Misteri Penemuan Mumi ‘Manusia Garam’ Berambut Putih Berusia 1.700 Tahun

mumi-garam

Sejumlah mumi yang terawetkan berhasil ditemukan di daerah tambang garam di Chehrabad, Iran. Lokasi tambang tersebut berada dalam provinsi Zanjan dan terletak sekitar 340 km dari ibukota Teheran. Sejauh ini telah ditemukan 6 mumi. Mereka diduga meninggal dalam tambang dan kemudian terawetkan secara alamiah.

Tapi, seperti dikutip dari liputan6.com pada Jumat (9/9/2016), kelompok ‘manusia garam’ tersebut berasal dari masa yang berbeda, misalnya dari periode Achaemenid dan Sasania. Pada 1994 ditemukanlah manusia garam pertama di pertambangan garam Chehrabad yang masih beroperasi. Selain jasad yang sudah menjadi mumi, ada beberapa artefak semisal beberapa pisau besi dan anting-anting emas.

Manusia garam itu gampang dikenali karena rambut panjang dan janggutnya yang putih. Kepala mumi itu sekarang dipajang di Museum Nasional Iran, Tehran. Pria itu diduga hidup 1.700 tahun lalu, pada masa Kerajaan Sasani dan meninggal pada usia antara 35 dan 40 tahun. Selama beberapa tahun sesudah temuan yang pertama, ditemukan lagi beberapa manusia garam.

Baca:   Wow! Wanita Seksi Penjual Pinang di Taiwan Bikin Heboh, Gajinya Rp 10 Juta Per Bulan?

Pada 2004, satu manusia garam ditemukan oleh para penambang sehingga dilakukan lah ekskavasi darurat. Temuan berikutnya terjadi pada 2005, 2006, dan 2007. Hanya mumi pertama yang dipajang di Tehran, empat mumi berikutnya dibawa ke Museum Arkeologi Zanjan. Mumi ke-6 ditinggalkan di tempat penemuan.

Pria-pria itu diduga meninggal dunia karena kecelekaan dalam tambang dan temuan mereka memungkinkan para ahli arkeologi menduga-duga kehidupan pada masa mereka.

Penelitian dan Pelestarian Manusia Garam

Sejumlah penelitian ilmiah mumi-mumi itu mencakup arkaeobati, arkaeozoologi, analisis isotop, arkeologi pertambangan, dan antropologi jasmani. Semua itu telah membantu para ahli arkeologi untuk lebih mengerti tentang praktik-praktik pertambangan purba. Misalnya, berdasarkan artefak dan fakta lingkungan pada lapisan-lapisan garam, ditengarai ada 3 tahap pertambangan, yaitu pada masa Achaemenid, Sasania, dan Islam.

Penelitian lanjutan mengungkapkan bahwa praktik-praktik pertambangan diorganisasikan secara berbeda untuk masing-masing periode. Misalnya, pada masa Sasania, pertambangan didirikan di kawasan sekitarnya. Lalu, berdasarkan data isotop, pasokan garam diatur berdasarkan wilayah.

Baca:   Mengerikan, Perhiasan Ini ditanam Dalam Pembuluh Darah

mumi-garam1

Hal itu bisa dibandingkan dengan masa Achaemenid yang ditengarai mempergunakan buruh-buruh asing di pertambangan. Tambang-tambang juga diakses dari tempat-tempat yang lebih jauh. Para buruh tambang bukan hanya penduduk setempat. Penelitian-penelitian juga memberi telaah ulang terhadap fakta yang tadinya dikaitkan dengan para manusia garam tersebut.

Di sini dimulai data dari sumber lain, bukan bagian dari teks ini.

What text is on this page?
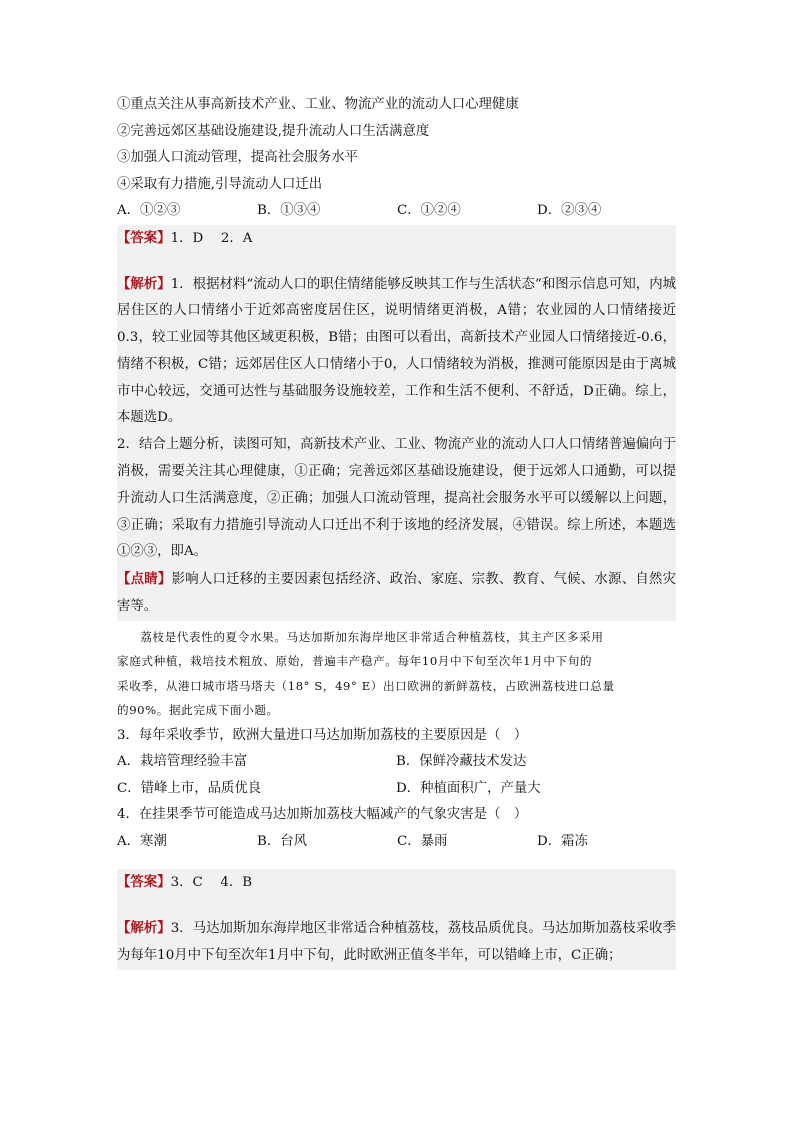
①重点关注从事高新技术产业、工业、物流产业的流动人口心理健康
②完善远郊区基础设施建设,提升流动人口生活满意度
③加强人口流动管理，提高社会服务水平
④采取有力措施,引导流动人口迁出
A．①②③	B．①③④	C．①②④	D．②③④
【答案】1．D　 2．A
【解析】1．根据材料“流动人口的职住情绪能够反映其工作与生活状态”和图示信息可知，内城居住区的人口情绪小于近郊高密度居住区，说明情绪更消极，A错；农业园的人口情绪接近0.3，较工业园等其他区域更积极，B错；由图可以看出，高新技术产业园人口情绪接近-0.6，情绪不积极，C错；远郊居住区人口情绪小于0，人口情绪较为消极，推测可能原因是由于离城市中心较远，交通可达性与基础服务设施较差，工作和生活不便利、不舒适，D正确。综上，本题选D。
2．结合上题分析，读图可知，高新技术产业、工业、物流产业的流动人口人口情绪普遍偏向于消极，需要关注其心理健康，①正确；完善远郊区基础设施建设，便于远郊人口通勤，可以提升流动人口生活满意度，②正确；加强人口流动管理，提高社会服务水平可以缓解以上问题，③正确；采取有力措施引导流动人口迁出不利于该地的经济发展，④错误。综上所述，本题选①②③，即A。
【点睛】影响人口迁移的主要因素包括经济、政治、家庭、宗教、教育、气候、水源、自然灾害等。

荔枝是代表性的夏令水果。马达加斯加东海岸地区非常适合种植荔枝，其主产区多采用

家庭式种植，栽培技术粗放、原始，普遍丰产稳产。每年10月中下旬至次年1月中下旬的

采收季，从港口城市塔马塔夫（18° S，49° E）出口欧洲的新鲜荔枝，占欧洲荔枝进口总量

的90%。据此完成下面小题。

3．每年采收季节，欧洲大量进口马达加斯加荔枝的主要原因是（　）
A．栽培管理经验丰富	B．保鲜冷藏技术发达
C．错峰上市，品质优良	D．种植面积广，产量大
4．在挂果季节可能造成马达加斯加荔枝大幅减产的气象灾害是（　）
A．寒潮	B．台风	C．暴雨	D．霜冻
【答案】3．C　 4．B
【解析】3．马达加斯加东海岸地区非常适合种植荔枝，荔枝品质优良。马达加斯加荔枝采收季为每年10月中下旬至次年1月中下旬，此时欧洲正值冬半年，可以错峰上市，C正确；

Misalnya, walaupun dilaporkan adanya temuan 6 manusia garam, analisis anatomi mengungkapkan bahwa bagian-bagian tubuh mereka bukan berasal dari individu tunggal. Diduga, peninggalan yang ada berasal dari setidaknya 8 individu berbeda. Walaupun sudah cukup banyak penelitian yang dilakukan terhadap manusia-manusia garam dan tambang itu sendiri, konservasi dan pelestarian peninggalan tersebut masih dirasa kurang.

Dalam laporan pada 2009, disebutkan mengenai pajangan mumi-mumi dalam kotak Plexiglas yang tidak tertutup rapat. Perubahan suhu dan tekanan udara luar lingkungan kemudian menimbulkan retakan pada kotak pajangan.

Sebagai akibatnya, bakteri dan serangga memasuki kotak pajangan dan mulai menggerogoti mumi-mumi tersebut. Untunglah sudah dilakukan sejumlah tindakan untuk mencegah kerusakan lanjutan.